Ya en la cena, cuando rechazó vacilando una segunda copa de vino y, luego, al aparentar que cedía a la tentación, le explicó a ella, en prevención de lo que pudiera ocurrir, que en los momentos de júbilo solía padecer variados y diversos dolores angulares. Y así, ahora comenzó a soltarle gradualmente la mano y, fingiendo de forma bastante tosca que tenía pinchazos en las sienes, dijo que saldría a respirar un poco de aire fresco.

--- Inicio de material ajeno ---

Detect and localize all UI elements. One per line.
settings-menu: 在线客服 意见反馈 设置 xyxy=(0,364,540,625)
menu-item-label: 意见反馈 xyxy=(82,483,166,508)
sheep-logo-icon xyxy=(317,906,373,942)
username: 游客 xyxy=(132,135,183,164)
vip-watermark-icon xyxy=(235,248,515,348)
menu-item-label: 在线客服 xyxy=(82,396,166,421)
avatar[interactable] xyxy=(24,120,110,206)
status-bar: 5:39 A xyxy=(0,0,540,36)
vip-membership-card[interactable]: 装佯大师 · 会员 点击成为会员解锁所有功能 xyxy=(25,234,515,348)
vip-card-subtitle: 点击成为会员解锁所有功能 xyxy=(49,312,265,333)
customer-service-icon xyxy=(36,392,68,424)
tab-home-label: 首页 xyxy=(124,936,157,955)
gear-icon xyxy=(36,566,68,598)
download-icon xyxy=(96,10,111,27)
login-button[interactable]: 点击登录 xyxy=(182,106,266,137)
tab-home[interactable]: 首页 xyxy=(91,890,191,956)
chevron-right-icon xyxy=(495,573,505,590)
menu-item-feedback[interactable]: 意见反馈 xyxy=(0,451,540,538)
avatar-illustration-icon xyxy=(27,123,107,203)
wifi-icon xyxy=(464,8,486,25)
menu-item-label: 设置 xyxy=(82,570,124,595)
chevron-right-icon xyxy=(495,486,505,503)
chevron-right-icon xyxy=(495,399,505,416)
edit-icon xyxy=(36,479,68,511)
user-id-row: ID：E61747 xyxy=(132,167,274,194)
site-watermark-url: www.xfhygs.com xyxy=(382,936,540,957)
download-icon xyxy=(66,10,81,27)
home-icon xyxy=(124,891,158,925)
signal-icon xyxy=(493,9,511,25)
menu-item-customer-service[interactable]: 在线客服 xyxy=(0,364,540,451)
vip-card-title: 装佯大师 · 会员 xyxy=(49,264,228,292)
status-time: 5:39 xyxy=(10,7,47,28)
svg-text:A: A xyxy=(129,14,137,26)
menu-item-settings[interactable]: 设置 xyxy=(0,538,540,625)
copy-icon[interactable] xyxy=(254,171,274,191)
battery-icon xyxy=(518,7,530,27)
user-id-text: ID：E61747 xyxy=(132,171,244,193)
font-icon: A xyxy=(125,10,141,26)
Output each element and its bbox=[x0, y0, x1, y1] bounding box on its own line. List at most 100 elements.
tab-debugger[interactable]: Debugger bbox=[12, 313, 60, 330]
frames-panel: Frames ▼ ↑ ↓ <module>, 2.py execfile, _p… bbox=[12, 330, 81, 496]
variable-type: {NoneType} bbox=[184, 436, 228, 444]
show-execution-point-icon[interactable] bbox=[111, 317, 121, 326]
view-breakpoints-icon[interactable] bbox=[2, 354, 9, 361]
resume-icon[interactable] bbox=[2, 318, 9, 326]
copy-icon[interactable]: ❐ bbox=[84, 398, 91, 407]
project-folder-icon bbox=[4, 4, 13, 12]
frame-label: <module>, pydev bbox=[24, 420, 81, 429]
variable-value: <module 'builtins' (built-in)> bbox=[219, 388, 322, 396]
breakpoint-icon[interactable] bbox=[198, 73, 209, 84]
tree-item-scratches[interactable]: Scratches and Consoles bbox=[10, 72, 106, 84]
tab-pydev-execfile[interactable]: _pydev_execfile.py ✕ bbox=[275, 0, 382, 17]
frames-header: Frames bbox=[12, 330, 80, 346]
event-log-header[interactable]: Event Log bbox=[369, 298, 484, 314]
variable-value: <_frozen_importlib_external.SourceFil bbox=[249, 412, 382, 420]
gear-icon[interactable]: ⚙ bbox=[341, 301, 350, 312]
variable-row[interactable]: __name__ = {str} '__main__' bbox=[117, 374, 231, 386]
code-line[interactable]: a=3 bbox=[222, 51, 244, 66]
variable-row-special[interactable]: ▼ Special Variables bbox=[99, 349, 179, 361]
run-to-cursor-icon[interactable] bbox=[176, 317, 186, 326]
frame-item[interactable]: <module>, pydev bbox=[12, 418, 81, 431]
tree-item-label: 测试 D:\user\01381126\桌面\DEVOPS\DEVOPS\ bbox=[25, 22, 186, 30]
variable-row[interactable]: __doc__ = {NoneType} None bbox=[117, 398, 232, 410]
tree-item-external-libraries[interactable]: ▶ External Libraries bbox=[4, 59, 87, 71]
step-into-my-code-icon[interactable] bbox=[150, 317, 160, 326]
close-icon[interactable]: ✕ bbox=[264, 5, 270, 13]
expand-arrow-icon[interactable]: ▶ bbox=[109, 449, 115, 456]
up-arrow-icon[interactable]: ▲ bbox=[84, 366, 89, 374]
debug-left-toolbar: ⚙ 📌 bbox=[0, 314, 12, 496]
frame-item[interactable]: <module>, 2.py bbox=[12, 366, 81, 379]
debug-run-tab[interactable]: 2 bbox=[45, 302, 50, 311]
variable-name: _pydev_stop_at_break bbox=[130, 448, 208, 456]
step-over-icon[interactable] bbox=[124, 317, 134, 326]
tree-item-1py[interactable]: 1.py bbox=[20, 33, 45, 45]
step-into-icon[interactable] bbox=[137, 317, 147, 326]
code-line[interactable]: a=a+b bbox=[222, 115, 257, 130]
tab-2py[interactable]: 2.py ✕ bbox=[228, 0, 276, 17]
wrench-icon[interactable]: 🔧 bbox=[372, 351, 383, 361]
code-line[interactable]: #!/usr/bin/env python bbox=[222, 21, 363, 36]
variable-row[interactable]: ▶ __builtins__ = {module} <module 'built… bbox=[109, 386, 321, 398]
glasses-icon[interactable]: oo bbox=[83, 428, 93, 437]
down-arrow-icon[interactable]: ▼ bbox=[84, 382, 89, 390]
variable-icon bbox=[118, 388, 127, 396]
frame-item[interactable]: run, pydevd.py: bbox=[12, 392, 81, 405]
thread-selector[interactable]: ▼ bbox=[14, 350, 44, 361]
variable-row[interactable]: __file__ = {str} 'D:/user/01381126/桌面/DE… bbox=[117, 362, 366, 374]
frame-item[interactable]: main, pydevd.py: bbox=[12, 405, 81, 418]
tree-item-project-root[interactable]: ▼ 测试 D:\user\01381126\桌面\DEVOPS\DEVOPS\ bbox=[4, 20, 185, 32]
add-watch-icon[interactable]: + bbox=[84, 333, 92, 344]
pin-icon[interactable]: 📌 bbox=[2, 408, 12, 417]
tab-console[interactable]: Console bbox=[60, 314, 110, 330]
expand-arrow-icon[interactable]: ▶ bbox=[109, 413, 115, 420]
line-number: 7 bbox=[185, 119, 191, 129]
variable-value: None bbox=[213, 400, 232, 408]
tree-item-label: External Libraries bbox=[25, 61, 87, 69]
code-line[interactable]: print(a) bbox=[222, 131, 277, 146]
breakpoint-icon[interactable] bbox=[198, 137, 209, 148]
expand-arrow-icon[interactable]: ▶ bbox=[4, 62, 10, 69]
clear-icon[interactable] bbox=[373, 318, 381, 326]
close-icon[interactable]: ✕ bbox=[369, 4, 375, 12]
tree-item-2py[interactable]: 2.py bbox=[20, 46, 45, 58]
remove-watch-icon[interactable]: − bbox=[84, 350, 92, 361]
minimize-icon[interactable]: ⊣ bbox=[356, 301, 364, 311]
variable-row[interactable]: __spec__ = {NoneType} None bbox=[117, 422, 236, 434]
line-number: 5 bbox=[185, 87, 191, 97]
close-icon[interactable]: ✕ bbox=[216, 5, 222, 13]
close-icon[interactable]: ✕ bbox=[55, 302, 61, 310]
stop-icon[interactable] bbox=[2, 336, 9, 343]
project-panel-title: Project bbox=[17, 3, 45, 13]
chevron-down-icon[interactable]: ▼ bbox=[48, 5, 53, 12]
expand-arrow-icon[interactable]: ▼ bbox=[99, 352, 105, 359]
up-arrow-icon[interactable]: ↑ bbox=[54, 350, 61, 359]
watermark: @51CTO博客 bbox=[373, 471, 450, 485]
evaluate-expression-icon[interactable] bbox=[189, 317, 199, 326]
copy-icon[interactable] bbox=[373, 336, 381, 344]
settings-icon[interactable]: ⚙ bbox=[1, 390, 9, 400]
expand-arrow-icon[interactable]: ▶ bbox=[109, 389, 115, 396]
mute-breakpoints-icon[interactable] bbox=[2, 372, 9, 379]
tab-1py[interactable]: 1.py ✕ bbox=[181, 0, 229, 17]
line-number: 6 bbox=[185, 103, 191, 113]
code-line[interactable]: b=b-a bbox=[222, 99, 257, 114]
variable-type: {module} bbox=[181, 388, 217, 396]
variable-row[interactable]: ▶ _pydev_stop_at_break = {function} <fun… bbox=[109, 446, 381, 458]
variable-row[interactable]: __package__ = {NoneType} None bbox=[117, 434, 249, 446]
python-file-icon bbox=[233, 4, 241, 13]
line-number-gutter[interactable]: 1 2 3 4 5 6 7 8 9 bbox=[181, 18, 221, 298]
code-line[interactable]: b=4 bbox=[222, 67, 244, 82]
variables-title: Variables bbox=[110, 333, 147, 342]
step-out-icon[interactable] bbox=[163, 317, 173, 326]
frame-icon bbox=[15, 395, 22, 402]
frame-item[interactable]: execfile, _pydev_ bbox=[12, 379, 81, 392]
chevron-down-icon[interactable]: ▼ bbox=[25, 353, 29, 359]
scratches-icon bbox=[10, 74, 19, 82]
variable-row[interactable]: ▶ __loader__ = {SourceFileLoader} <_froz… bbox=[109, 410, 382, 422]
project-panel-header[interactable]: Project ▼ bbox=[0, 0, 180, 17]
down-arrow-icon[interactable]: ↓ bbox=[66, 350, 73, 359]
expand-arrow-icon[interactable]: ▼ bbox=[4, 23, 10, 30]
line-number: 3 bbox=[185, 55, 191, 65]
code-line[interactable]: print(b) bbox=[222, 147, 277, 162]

Compréndelo —añadió, fijándose en la mirada extrañamente atenta (¿o empezaba quizás a ser víctima de su imaginación?) de aquellos dos ojos y aquella verruga— , compréndelo... La felicidad es para mí una sensación nueva... Y tu misma proximidad... No, jamás me atreví siquiera a soñar que tendría una esposa tan...

Bien, pero no tardes. Me acuesto temprano, y no me gusta que me despierten —contestó ella, echando a perder su recién estrenada permanente, y aplicando la uña al botón superior de su chaleco; luego le propinó un empujoncito, y él comprendió que no se le autorizaba a declinar la invitación.

Ahora rondaba bajo la estremecedora indigencia de la noche de noviembre, por entre la niebla de unas calles que, desde los tiempos del Diluvio, han quedado inmersas en un estado de humedad permanente. Tratando de distraerse, se concentró en su contabilidad, sus prismas, su profesión, magnificando artificialmente la importancia que todo aquello tenía en su vida, pero enseguida se le disolvían estos pensamientos en el puré flotante, en el febril frío de la noche, en el dolor de las luces ondulantes. Sin embargo, debido precisamente a que cualquier clase de felicidad quedaba descartada por ahora, comenzó a ver otra cosa con la más absoluta claridad. Midió con exactitud la distancia que había recorrido, evaluó la total inestabilidad y espectralidad de sus cálculos, toda esta locura tranquila en la que se había metido, el evidente error de su obsesión, que sólo fluía libre y auténtica en los estrechos confines de la fantasía pero que ahora se había desviado y ya se encontraba lejos de esa otra forma, la única legítima, para embarcarse (con la patética diligencia del chiflado, del tullido, del niño obtuso... ¡Sí, de un momento a otro le regañarían, le darían unos buenos azotes!) en planes y actos que se hallaban situados en otro plano, el de la vida adulta, material. ¡Y aún estaba a tiempo de salir de allí! Huir de inmediato, remitirle luego una carta urgente a esa persona, explicarle en ella que era absolutamente incapaz de toda cohabitación (cualquier razón serviría), que sólo cierto sentimiento de excéntrica compasión (desarrollar este tema) le había conducido a aceptar el compromiso de darle su apoyo, y que ahora, una vez legitimado para siempre tal compromiso (ser más concreto), había decidido retirarse de nuevo a su oscuridad de cuento de hadas.